Lap 10: Vettel leads by 6.6 seconds. Hamilton passes Fisichella at Turn One.

Lap 11: Hamilton passes Raikkonen for 11th.

Lap 13: Massa passes Rosberg into Turn One but loses out at the exit. He misses the apex of Turn Six, takes fourth but gives the place back. Fisichella bangs his front wing on Coulthard's rear wheel at Turn One. It subsequently breaks and the Italian slides off the road at Turn 11 to retire.

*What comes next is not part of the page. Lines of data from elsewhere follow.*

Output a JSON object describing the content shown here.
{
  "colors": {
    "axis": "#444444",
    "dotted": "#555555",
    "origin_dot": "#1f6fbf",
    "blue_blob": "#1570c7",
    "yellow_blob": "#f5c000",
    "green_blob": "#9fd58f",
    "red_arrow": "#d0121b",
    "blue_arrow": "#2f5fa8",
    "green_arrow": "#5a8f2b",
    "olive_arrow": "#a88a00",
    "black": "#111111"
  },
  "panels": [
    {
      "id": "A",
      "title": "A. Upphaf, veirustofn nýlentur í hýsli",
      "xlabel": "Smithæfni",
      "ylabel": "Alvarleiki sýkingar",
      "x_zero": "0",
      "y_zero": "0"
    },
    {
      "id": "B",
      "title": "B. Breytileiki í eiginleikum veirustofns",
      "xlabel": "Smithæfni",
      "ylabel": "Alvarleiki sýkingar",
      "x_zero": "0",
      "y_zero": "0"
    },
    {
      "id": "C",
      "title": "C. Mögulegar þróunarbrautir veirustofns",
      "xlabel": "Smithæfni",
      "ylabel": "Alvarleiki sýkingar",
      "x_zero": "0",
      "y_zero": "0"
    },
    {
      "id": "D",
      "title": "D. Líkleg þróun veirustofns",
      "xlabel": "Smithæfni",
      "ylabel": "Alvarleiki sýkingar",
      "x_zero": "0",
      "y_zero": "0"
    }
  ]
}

Lewis Hamilton slides past Jarno Trulli © XPB

Lap 14: Rosberg repasses Massa. Hamilton passes Heidfeld.

Lap 15: Massa gets ahead of Rosberg once more, at Turn One. The Brazilian laps in 1:34.955, the race's best yet.

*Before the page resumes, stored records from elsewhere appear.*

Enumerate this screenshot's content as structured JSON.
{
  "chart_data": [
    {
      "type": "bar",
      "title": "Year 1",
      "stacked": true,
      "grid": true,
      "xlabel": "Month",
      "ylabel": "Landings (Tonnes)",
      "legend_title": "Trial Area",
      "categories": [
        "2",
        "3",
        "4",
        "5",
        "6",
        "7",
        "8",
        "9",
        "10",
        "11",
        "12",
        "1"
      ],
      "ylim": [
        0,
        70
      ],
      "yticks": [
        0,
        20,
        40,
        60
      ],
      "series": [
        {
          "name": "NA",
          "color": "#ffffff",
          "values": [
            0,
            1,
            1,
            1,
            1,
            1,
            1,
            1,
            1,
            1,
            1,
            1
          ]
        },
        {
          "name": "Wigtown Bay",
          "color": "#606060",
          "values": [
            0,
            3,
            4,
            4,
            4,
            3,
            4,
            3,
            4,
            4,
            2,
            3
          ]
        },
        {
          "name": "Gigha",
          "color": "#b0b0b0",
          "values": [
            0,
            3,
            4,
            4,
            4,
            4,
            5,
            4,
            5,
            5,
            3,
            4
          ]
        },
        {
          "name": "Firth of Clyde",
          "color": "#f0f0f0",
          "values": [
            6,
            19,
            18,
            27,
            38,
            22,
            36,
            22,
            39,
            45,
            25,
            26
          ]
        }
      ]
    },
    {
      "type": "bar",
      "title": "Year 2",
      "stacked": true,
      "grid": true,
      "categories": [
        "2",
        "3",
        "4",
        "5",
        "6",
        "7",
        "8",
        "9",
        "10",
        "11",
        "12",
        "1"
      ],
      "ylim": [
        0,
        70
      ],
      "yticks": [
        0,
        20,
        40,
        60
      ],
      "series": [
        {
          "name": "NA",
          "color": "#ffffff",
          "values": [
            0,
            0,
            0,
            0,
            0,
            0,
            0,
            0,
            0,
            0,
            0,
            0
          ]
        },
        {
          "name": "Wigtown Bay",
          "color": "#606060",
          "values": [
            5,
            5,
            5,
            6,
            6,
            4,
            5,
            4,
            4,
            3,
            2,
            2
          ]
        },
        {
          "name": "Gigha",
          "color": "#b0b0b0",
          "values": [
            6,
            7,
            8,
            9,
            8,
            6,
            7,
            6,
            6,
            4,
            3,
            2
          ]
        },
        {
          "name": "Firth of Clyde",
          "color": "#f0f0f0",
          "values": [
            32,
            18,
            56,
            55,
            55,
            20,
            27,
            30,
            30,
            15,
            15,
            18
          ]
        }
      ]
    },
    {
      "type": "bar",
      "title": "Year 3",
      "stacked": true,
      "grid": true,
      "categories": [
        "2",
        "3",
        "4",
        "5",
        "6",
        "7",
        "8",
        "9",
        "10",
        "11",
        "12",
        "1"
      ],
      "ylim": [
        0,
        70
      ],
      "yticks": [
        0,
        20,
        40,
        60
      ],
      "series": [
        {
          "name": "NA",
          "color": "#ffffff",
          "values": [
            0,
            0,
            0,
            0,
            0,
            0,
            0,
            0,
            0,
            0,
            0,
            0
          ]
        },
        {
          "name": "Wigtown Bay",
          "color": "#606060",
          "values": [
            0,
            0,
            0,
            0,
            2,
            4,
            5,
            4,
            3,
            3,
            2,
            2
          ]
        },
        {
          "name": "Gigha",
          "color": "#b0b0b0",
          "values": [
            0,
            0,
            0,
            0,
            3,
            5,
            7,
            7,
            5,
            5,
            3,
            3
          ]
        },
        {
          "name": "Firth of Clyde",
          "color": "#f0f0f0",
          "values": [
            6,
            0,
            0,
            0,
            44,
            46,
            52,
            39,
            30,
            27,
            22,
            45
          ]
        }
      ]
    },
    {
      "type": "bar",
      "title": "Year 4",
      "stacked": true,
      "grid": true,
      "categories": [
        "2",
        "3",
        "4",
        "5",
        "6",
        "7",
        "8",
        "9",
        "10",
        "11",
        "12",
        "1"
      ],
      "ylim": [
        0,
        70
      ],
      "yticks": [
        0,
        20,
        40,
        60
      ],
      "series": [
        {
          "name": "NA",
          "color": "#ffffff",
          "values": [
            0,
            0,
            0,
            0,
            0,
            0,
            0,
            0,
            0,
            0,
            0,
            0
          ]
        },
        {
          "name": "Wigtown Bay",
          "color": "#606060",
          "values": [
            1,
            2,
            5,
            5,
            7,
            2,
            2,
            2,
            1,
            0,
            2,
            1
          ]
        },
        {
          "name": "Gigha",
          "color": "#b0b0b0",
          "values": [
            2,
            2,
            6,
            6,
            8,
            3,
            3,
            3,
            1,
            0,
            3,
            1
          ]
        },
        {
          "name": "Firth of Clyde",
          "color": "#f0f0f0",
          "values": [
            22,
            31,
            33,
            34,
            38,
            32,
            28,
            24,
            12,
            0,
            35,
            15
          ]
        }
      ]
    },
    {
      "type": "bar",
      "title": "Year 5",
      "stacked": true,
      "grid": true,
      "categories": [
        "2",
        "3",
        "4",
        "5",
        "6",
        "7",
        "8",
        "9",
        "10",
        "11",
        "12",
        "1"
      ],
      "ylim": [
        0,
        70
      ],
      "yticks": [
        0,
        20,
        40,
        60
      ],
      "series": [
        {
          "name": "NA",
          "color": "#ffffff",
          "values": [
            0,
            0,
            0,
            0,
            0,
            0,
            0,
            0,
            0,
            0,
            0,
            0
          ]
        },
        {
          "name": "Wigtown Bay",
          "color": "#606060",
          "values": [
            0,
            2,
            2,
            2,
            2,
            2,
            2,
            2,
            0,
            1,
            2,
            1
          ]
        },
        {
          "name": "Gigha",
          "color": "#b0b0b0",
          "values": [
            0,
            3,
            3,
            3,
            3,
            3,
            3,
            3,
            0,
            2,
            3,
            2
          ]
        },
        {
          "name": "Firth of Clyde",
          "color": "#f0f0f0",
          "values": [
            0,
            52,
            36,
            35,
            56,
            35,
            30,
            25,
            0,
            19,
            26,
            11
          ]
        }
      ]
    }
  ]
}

Lap 16: Massa laps in 1:34.950. Hamilton passes Glock. Barrichello pits.

Lap 17: Hamilton passes Kubica. He now lies eighth.

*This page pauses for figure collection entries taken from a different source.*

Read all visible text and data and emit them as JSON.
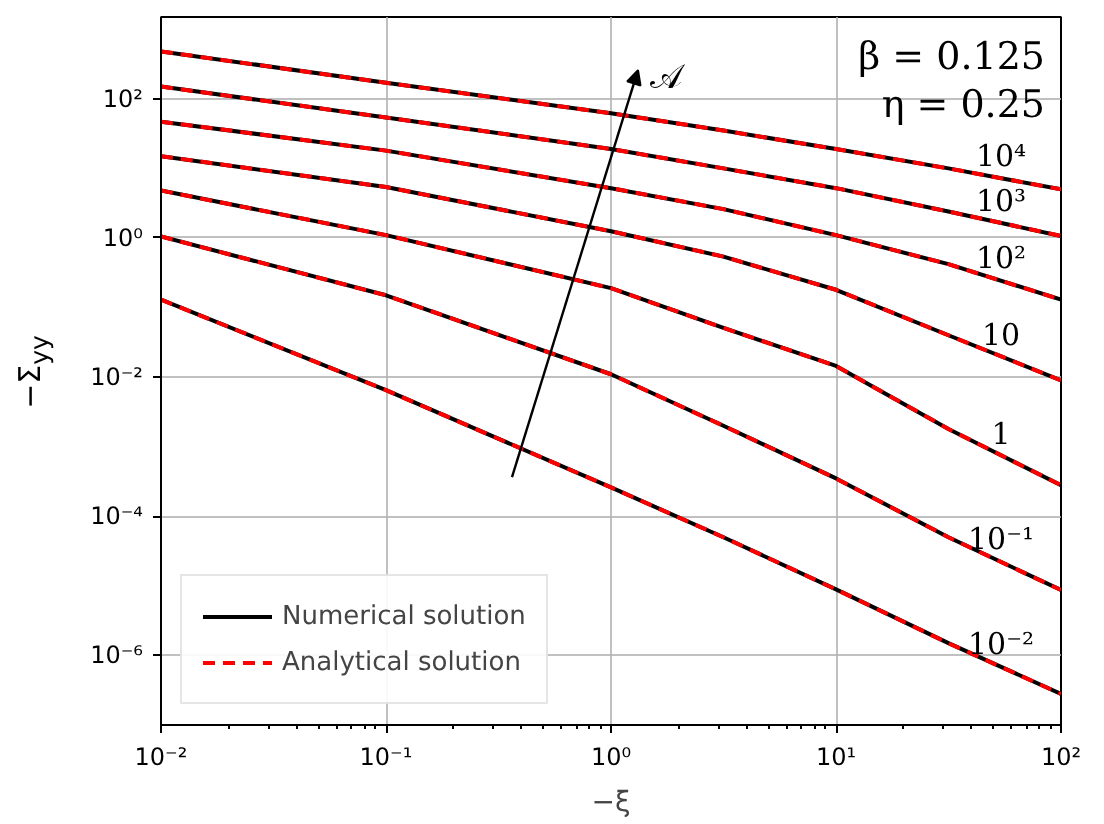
{
  "chart_data": {
    "type": "line",
    "log": "xy",
    "grid": true,
    "legend": "bottom left",
    "xlabel": "−ξ",
    "ylabel": "−Σ$_{yy}$",
    "x": [
      0.01,
      0.1,
      1,
      3.16,
      10,
      31.6,
      100
    ],
    "xlim": [
      0.01,
      100
    ],
    "ylim": [
      1e-07,
      1500
    ],
    "xticks": [
      {
        "value": 0.01,
        "label": "10⁻²"
      },
      {
        "value": 0.1,
        "label": "10⁻¹"
      },
      {
        "value": 1,
        "label": "10⁰"
      },
      {
        "value": 10,
        "label": "10¹"
      },
      {
        "value": 100,
        "label": "10²"
      }
    ],
    "yticks": [
      {
        "value": 1e-06,
        "label": "10⁻⁶"
      },
      {
        "value": 0.0001,
        "label": "10⁻⁴"
      },
      {
        "value": 0.01,
        "label": "10⁻²"
      },
      {
        "value": 1,
        "label": "10⁰"
      },
      {
        "value": 100,
        "label": "10²"
      }
    ],
    "series": [
      {
        "name": "Numerical solution",
        "color": "#000000",
        "line_style": "solid",
        "values": [
          480,
          170,
          62,
          35,
          19,
          10,
          5.0
        ]
      },
      {
        "color": "#000000",
        "line_style": "solid",
        "values": [
          150,
          54,
          19,
          10,
          5.2,
          2.4,
          1.07
        ]
      },
      {
        "color": "#000000",
        "line_style": "solid",
        "values": [
          47,
          18,
          5.2,
          2.6,
          1.1,
          0.42,
          0.13
        ]
      },
      {
        "color": "#000000",
        "line_style": "solid",
        "values": [
          15,
          5.4,
          1.25,
          0.54,
          0.18,
          0.04,
          0.009
        ]
      },
      {
        "color": "#000000",
        "line_style": "solid",
        "values": [
          4.8,
          1.1,
          0.19,
          0.051,
          0.0145,
          0.0018,
          0.00028
        ]
      },
      {
        "color": "#000000",
        "line_style": "solid",
        "values": [
          1.05,
          0.15,
          0.011,
          0.002,
          0.00035,
          5e-05,
          8.7e-06
        ]
      },
      {
        "color": "#000000",
        "line_style": "solid",
        "values": [
          0.13,
          0.0065,
          0.00026,
          5e-05,
          8.9e-06,
          1.5e-06,
          2.8e-07
        ]
      },
      {
        "name": "Analytical solution",
        "color": "#ff0000",
        "line_style": "dashed",
        "values": [
          480,
          170,
          62,
          35,
          19,
          10,
          5.0
        ]
      },
      {
        "color": "#ff0000",
        "line_style": "dashed",
        "values": [
          150,
          54,
          19,
          10,
          5.2,
          2.4,
          1.07
        ]
      },
      {
        "color": "#ff0000",
        "line_style": "dashed",
        "values": [
          47,
          18,
          5.2,
          2.6,
          1.1,
          0.42,
          0.13
        ]
      },
      {
        "color": "#ff0000",
        "line_style": "dashed",
        "values": [
          15,
          5.4,
          1.25,
          0.54,
          0.18,
          0.04,
          0.009
        ]
      },
      {
        "color": "#ff0000",
        "line_style": "dashed",
        "values": [
          4.8,
          1.1,
          0.19,
          0.051,
          0.0145,
          0.0018,
          0.00028
        ]
      },
      {
        "color": "#ff0000",
        "line_style": "dashed",
        "values": [
          1.05,
          0.15,
          0.011,
          0.002,
          0.00035,
          5e-05,
          8.7e-06
        ]
      },
      {
        "color": "#ff0000",
        "line_style": "dashed",
        "values": [
          0.13,
          0.0065,
          0.00026,
          5e-05,
          8.9e-06,
          1.5e-06,
          2.8e-07
        ]
      }
    ],
    "annotations": [
      "10⁴",
      "10³",
      "10²",
      "10",
      "1",
      "10⁻¹",
      "10⁻²",
      "𝒜",
      "β = 0.125",
      "η = 0.25"
    ]
  }
}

Lap 18: The leader pits and drops to fourth. Kovalainen leads from Webber. Massa posts a 1:34.789.

Lap 19: Hamilton passes Alonso at Turn One. Glock passes Kubica.

Lap 20: Massa goes faster again: 1:34.457. He is 11.0 seconds behind Webber.

Lap 21: Glock passes Alonso.

Lap 22: The top three all pit, as do Button and the lapped Bourdais. Vettel leads. Hamilton passes Trulli into Turn One but misses the apex of Turn Two and gives the place back as they exit the corner.

Lap 23: Hamilton passes Trulli.

Lap 24: Hamilton passes Rosberg. He's now second on the road, 3.7 seconds behind Vettel. Raikkonen passes Heidfeld.

Lap 25: Fastest lap to Hamilton: 1:34.324. He trails the more heavily fuelled Vettel by 1.7 seconds. Glock pits.

Lap 26: Hamilton cuts his arrears to 1.1 seconds. Trulli, Raikkonen and Sutil pit.

Fernando Alonso pinches Timo Glock into a spin © LAT

Lap 27: Hamilton pits and drops to 10th.

Lap 28: Vettel leads Kovalainen by 12.4 seconds. Rosberg and Coulthard pit.

Lap 29: Heidfeld pits, as does Bourdais (still one lap down). Raikkonen passes Glock.

Lap 30: Alonso pits and comes out on normal wets.

Lap 31: Raikkonen passes Trulli. Nakajima pits.

Lap 33: With 20 laps to go, Vettel leads Kovalainen by 11.8 seconds. Massa, Glock and Rosberg all pit.

Lap 34: Kovalainen, Kubica and Webber pit for normal wets.

Lap 35: Webber spins at Ascari. Raikkonen and Trulli pit.

Lap 36: Vettel pits and rejoins with his lead intact. Hamilton and Piquet pit, too. Massa laps in 1:33.601.

Lap 37: Vettel leads Kovalainen by 9.5 seconds. Kubica, Alonso, Heidfeld, Massa, Hamilton and Webber complete the top eight. Sutil pits and spins at the first chicane upon rejoining.

Lap 38: Hamilton laps in 1:32.869 - 1.5 seconds quicker than Vettel.

Lap 39: Piquet passes Button.

Lap 40: Kovalainen reduces his arrears to 10.8 seconds. Massa passes Heidfeld at Turn One but misses the apex of Turn Two and gives back the place immediately.

Lap 41: Vettel extends his lead to 11.3 seconds.

Sebastian Vettel wins the Italian Grand Prix © LAT

Lap 43: Piquet passes Coulthard. Raikkonen and Glock pass Nakajima. Barrichello pits.

Lap 44: Fastest lap to Raikkonen: 1:32.733.

Lap 45: Raikkonen laps in 1:32.595: he passes Coulthard.

Lap 46: Kubica laps in 1:32.366, Webber in 1:32.014, Raikkonen in 1:31.691.

Lap 48: Raikkonen passes Piquet.

Lap 49: Webber and Hamilton brush wheels as the Australian tries an outside pass at Turn One. He slithers down the escape road, then allows Hamilton back ahead. Raikkonen laps in 1:29.844 - almost two seconds quicker than the leader. Glock passes Coulthard.

Lap 50: Coulthard and Nakajima touch at Parabolica. The Scot pits for a new nose.

Lap 51: Raikkonen laps in 1:29.649.

Lap 52: Raikkonen posts a 1:29.164.

Lap 53: Vettel becomes the youngest world championship grand prix winner, finishing 12.5 seconds clear of Kovalainen. Kubica is third from Alonso, Heidfeld, Massa, Hamilton and Webber. Raikkonen sets another fastest lap: 1:28.047.